Using the SaaSOps framework above is a great place to start when looking to map responsibilities to the business value and demonstrate cost savings IT brings to the table. While some, like spend reporting or spend optimization, are more obvious, others, like visibility and auditability are also key. For example, some regulatory compliance requirements may necessitate gaining visibility into data or having a predetermined incident response plan. By having all the pieces in place and achieving new compliance standards, you can enable your organization to go after and win new business in industries or verticals previously unattainable. Two other examples include developing a complete user lifecycle process to reclaim licenses from departed employees and avoid incurring costs, and establishing a least privilege access model to avoid assigning the costly admin licenses charged by some SaaS providers.
Securing remote work introduces its own set of challenges as employees use their own personal devices, accounts and/or networks, and collaboration via SaaS applications between employees and partners and customers increases. This can be further compounded by the fact that in the modern, more comprehensive IT role of today, the lines between IT and Security are blurred.

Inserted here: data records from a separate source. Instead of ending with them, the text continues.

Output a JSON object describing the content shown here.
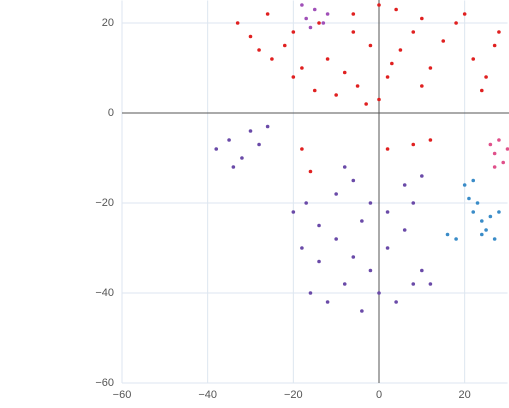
{
  "chart_data": {
    "type": "scatter",
    "xlim": [
      -60,
      30
    ],
    "ylim": [
      -60,
      25
    ],
    "xticks": [
      {
        "value": -60,
        "label": "−60"
      },
      {
        "value": -40,
        "label": "−40"
      },
      {
        "value": -20,
        "label": "−20"
      },
      0,
      20
    ],
    "yticks": [
      {
        "value": -60,
        "label": "−60"
      },
      {
        "value": -40,
        "label": "−40"
      },
      {
        "value": -20,
        "label": "−20"
      },
      0,
      20
    ],
    "grid": true,
    "series": [
      {
        "color": "#e02020",
        "x": [
          -33,
          -30,
          -28,
          -25,
          -22,
          -20,
          -18,
          -15,
          -12,
          -10,
          -8,
          -5,
          -3,
          0,
          2,
          5,
          8,
          10,
          12,
          15,
          18,
          20,
          22,
          25,
          28,
          -26,
          -20,
          -14,
          -6,
          0,
          4,
          10,
          -2,
          -6,
          3,
          -18,
          -16,
          2,
          8,
          12,
          24,
          27
        ],
        "values": [
          20,
          17,
          14,
          12,
          15,
          8,
          10,
          5,
          12,
          4,
          9,
          6,
          2,
          3,
          8,
          14,
          18,
          6,
          10,
          16,
          20,
          22,
          12,
          8,
          18,
          22,
          18,
          20,
          22,
          24,
          23,
          21,
          15,
          18,
          11,
          -8,
          -13,
          -8,
          -7,
          -6,
          5,
          15
        ]
      },
      {
        "color": "#6a4aa8",
        "x": [
          -38,
          -35,
          -32,
          -30,
          -28,
          -26,
          -34,
          -20,
          -17,
          -14,
          -10,
          -6,
          -2,
          2,
          6,
          10,
          -18,
          -14,
          -10,
          -6,
          -2,
          2,
          6,
          10,
          12,
          -16,
          -12,
          -8,
          -4,
          0,
          4,
          8,
          -8,
          -4,
          8
        ],
        "values": [
          -8,
          -6,
          -10,
          -4,
          -7,
          -3,
          -12,
          -22,
          -20,
          -25,
          -18,
          -15,
          -20,
          -22,
          -16,
          -14,
          -30,
          -33,
          -28,
          -32,
          -35,
          -30,
          -26,
          -35,
          -38,
          -40,
          -42,
          -38,
          -44,
          -40,
          -42,
          -38,
          -12,
          -24,
          -20
        ]
      },
      {
        "color": "#3a8cc8",
        "x": [
          20,
          21,
          22,
          23,
          24,
          25,
          26,
          27,
          22,
          24,
          16,
          18,
          28
        ],
        "values": [
          -16,
          -19,
          -22,
          -20,
          -24,
          -26,
          -23,
          -28,
          -15,
          -27,
          -27,
          -28,
          -22
        ]
      },
      {
        "color": "#e0508a",
        "x": [
          26,
          27,
          28,
          29,
          30,
          27
        ],
        "values": [
          -7,
          -9,
          -6,
          -11,
          -8,
          -12
        ]
      },
      {
        "color": "#a050b8",
        "x": [
          -18,
          -17,
          -15,
          -13,
          -12,
          -16
        ],
        "values": [
          24,
          21,
          23,
          20,
          22,
          19
        ]
      }
    ]
  }
}
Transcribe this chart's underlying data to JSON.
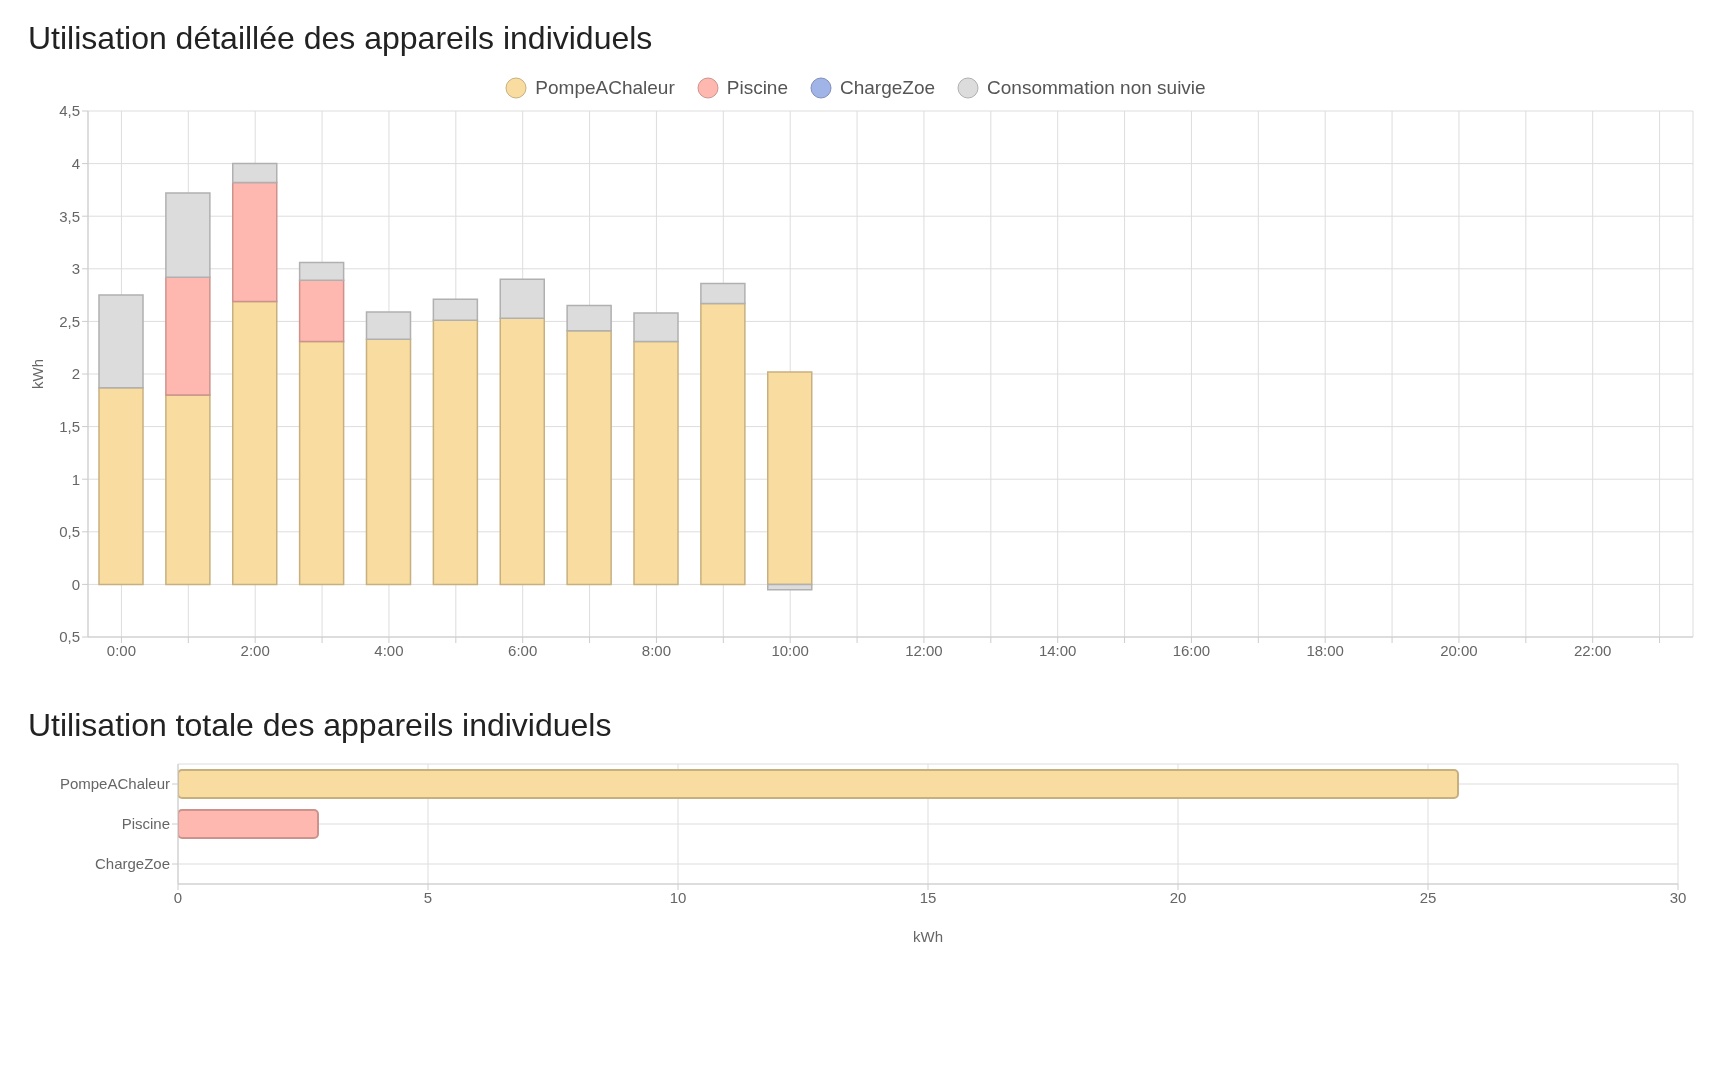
{
  "chart_data": [
    {
      "type": "bar",
      "title": "Utilisation détaillée des appareils individuels",
      "ylabel": "kWh",
      "stacked": true,
      "legend": "top",
      "grid": true,
      "categories": [
        "0:00",
        null,
        "2:00",
        null,
        "4:00",
        null,
        "6:00",
        null,
        "8:00",
        null,
        "10:00",
        null,
        "12:00",
        null,
        "14:00",
        null,
        "16:00",
        null,
        "18:00",
        null,
        "20:00",
        null,
        "22:00",
        null
      ],
      "ylim": [
        -0.5,
        4.5
      ],
      "yticks": [
        {
          "value": -0.5,
          "label": "0,5"
        },
        {
          "value": 0,
          "label": "0"
        },
        {
          "value": 0.5,
          "label": "0,5"
        },
        {
          "value": 1,
          "label": "1"
        },
        {
          "value": 1.5,
          "label": "1,5"
        },
        {
          "value": 2,
          "label": "2"
        },
        {
          "value": 2.5,
          "label": "2,5"
        },
        {
          "value": 3,
          "label": "3"
        },
        {
          "value": 3.5,
          "label": "3,5"
        },
        {
          "value": 4,
          "label": "4"
        },
        {
          "value": 4.5,
          "label": "4,5"
        }
      ],
      "series": [
        {
          "name": "PompeAChaleur",
          "color": "#f9dca0",
          "values": [
            1.87,
            1.8,
            2.69,
            2.31,
            2.33,
            2.51,
            2.53,
            2.41,
            2.31,
            2.67,
            2.02,
            null,
            null,
            null,
            null,
            null,
            null,
            null,
            null,
            null,
            null,
            null,
            null,
            null
          ]
        },
        {
          "name": "Piscine",
          "color": "#ffb8b0",
          "values": [
            null,
            1.12,
            1.13,
            0.58,
            null,
            null,
            null,
            null,
            null,
            null,
            null,
            null,
            null,
            null,
            null,
            null,
            null,
            null,
            null,
            null,
            null,
            null,
            null,
            null
          ]
        },
        {
          "name": "ChargeZoe",
          "color": "#a0b4e8",
          "values": [
            null,
            null,
            null,
            null,
            null,
            null,
            null,
            null,
            null,
            null,
            null,
            null,
            null,
            null,
            null,
            null,
            null,
            null,
            null,
            null,
            null,
            null,
            null,
            null
          ]
        },
        {
          "name": "Consommation non suivie",
          "color": "#dcdcdc",
          "values": [
            0.88,
            0.8,
            0.18,
            0.17,
            0.26,
            0.2,
            0.37,
            0.24,
            0.27,
            0.19,
            -0.05,
            null,
            null,
            null,
            null,
            null,
            null,
            null,
            null,
            null,
            null,
            null,
            null,
            null
          ]
        }
      ]
    },
    {
      "type": "bar",
      "title": "Utilisation totale des appareils individuels",
      "orientation": "horizontal",
      "xlabel": "kWh",
      "grid": true,
      "categories": [
        "PompeAChaleur",
        "Piscine",
        "ChargeZoe"
      ],
      "values": [
        25.6,
        2.8,
        0
      ],
      "colors": [
        "#f9dca0",
        "#ffb8b0",
        "#a0b4e8"
      ],
      "xlim": [
        0,
        30
      ],
      "xticks": [
        0,
        5,
        10,
        15,
        20,
        25,
        30
      ]
    }
  ]
}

While the specific security implications will depend on your company and what the mix of remote versus in-office work will look like long term, the challenges from a technology capability perspective include more integrations across applications, more cross-functional collaboration, easier external collaboration, the ability to create no-code workflows, and greater visibility around reporting to provide a more seamless transfer of knowledge and data across applications. It is imperative technology decision-makers strike the right balance between supporting business initiatives while ensuring the flow of information remains secure.
How IT strategies will change overnight:— Aaron Levie (@levie) March 29, 2020
Some cloud -> 100% cloud
Trusted devices -> Any device
Protecting perimeter -> No perimeter
Monolithic tools -> Best-of-breed apps
UX secondary -> UX above all
Employees only -> Extended enterprise
For SaaS-powered workplaces, non-nefarious employees are often the gateway to data loss in the flow of information. Sharing a document with a personal account and inadvertently making it publicly accessible, or setting up corporate email to forward to a personal Gmail account are common examples of negligent but well-meaning end-users. Alerts and remediation paths against insider threats such as these, and file security policies that allow for the collaboration capabilities employees need to do their jobs remotely while still giving IT and Security the confidence data loss is not occurring is a critical balance to get right.
While trying to predict what comes next (especially in a year as unpredictable as 2020!) would be a shot in the dark, we are confident in one thing: that this is the Golden Age of IT. The rise of SaaS and SaaSOps has catapulted IT to the forefront of business decisions and innovation, and given technology leaders a seat at the table that has, for many companies, been a long time coming.